Evet, ne de güzel bir bahane değil mi? Ama sonradan düşündüm hiçbir geçerliliği olmayan bir bahane bulmuşum. Neden mi? Çünkü bunca yıl hesabını vereceğim bir hayat yaşamış ama Kur’an ile daha doğru dürüst tanışmamıştım. Kendime dedim “ey Müslüman bunca yıl uzak kalmanın sebebi ne idi peki?” Bu sorunun ağırlığı altında ezildim. Verecek bir cevabım yoktu. Doğal olarak Kur’an’ın her emriyle hayatımıza hâkim olması lazımdı. Sınav bittikten sonra kendime dedim ki “eğer başarılı olsaydın Allah Resulünün bulunduğu kutsal topraklara gidecektin yani bir nevi Allah Resulüne misafir olacaktın.” Ama sonuç öyle değildi. Çünkü iyi yapmamıştım. Bana tanınan bir fırsatı tepmek yüreğimi dağlamıştı ama yapılacak bir şey yoktu. Çünkü fırsat kaçmıştı elden. Ve sonrasında şöyle dedim “ey Müslüman bugüne kadar sana hayat veren kitaptan uzak kaldın bari bundan sonra bu kitapla hemhal ol ki iki dünyada da kazançlı olasın ve kötü bir sondan kurtulasın.” Çünkü hayatın değerli olması Kur’an ve sünnete uygun olmasına bağlı idi.
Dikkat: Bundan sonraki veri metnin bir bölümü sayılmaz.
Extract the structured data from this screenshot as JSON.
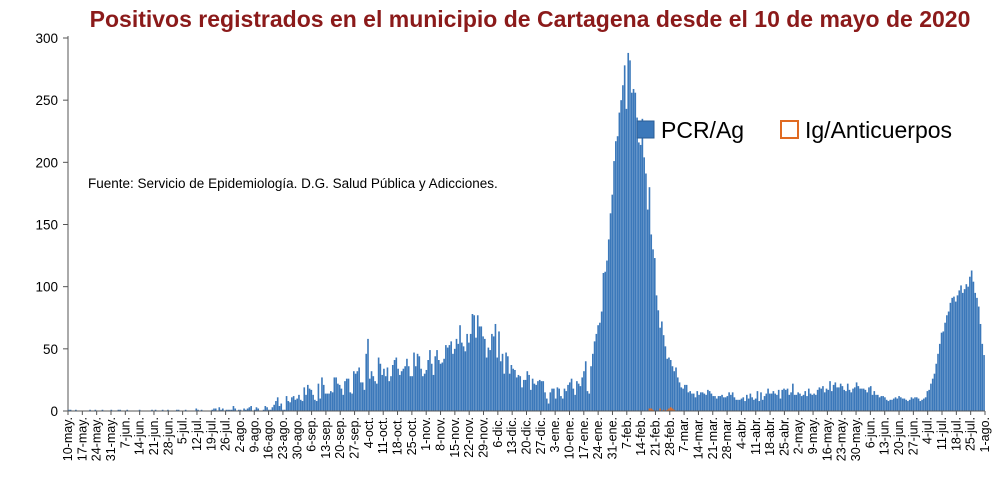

Yüreğim buruk olsa da bir gerçeği fark etmiştim. Ne kadar yaşayacağım belli değildi ama halen yaşadığıma göre daha fırsat elimde idi. Eğer bu fırsatı iyi değerlendirsem ebedi olan cennette Allah ve Resulü’ nü doya doya görecektim. İşte büyük imtihan gelmeden bunu bu vesile ile fark etmek beni çok sevindirdi. Fırsatı iyi değerlendirip cenneti kazanan kullardan olmak dua, dilek ve temennisiyle.
Rabbim bu anlamlı çalışmayla insanları gaflet uykusundan uyandıran fedakâr İslam davetçilerinden razı ve hoşnut olsun.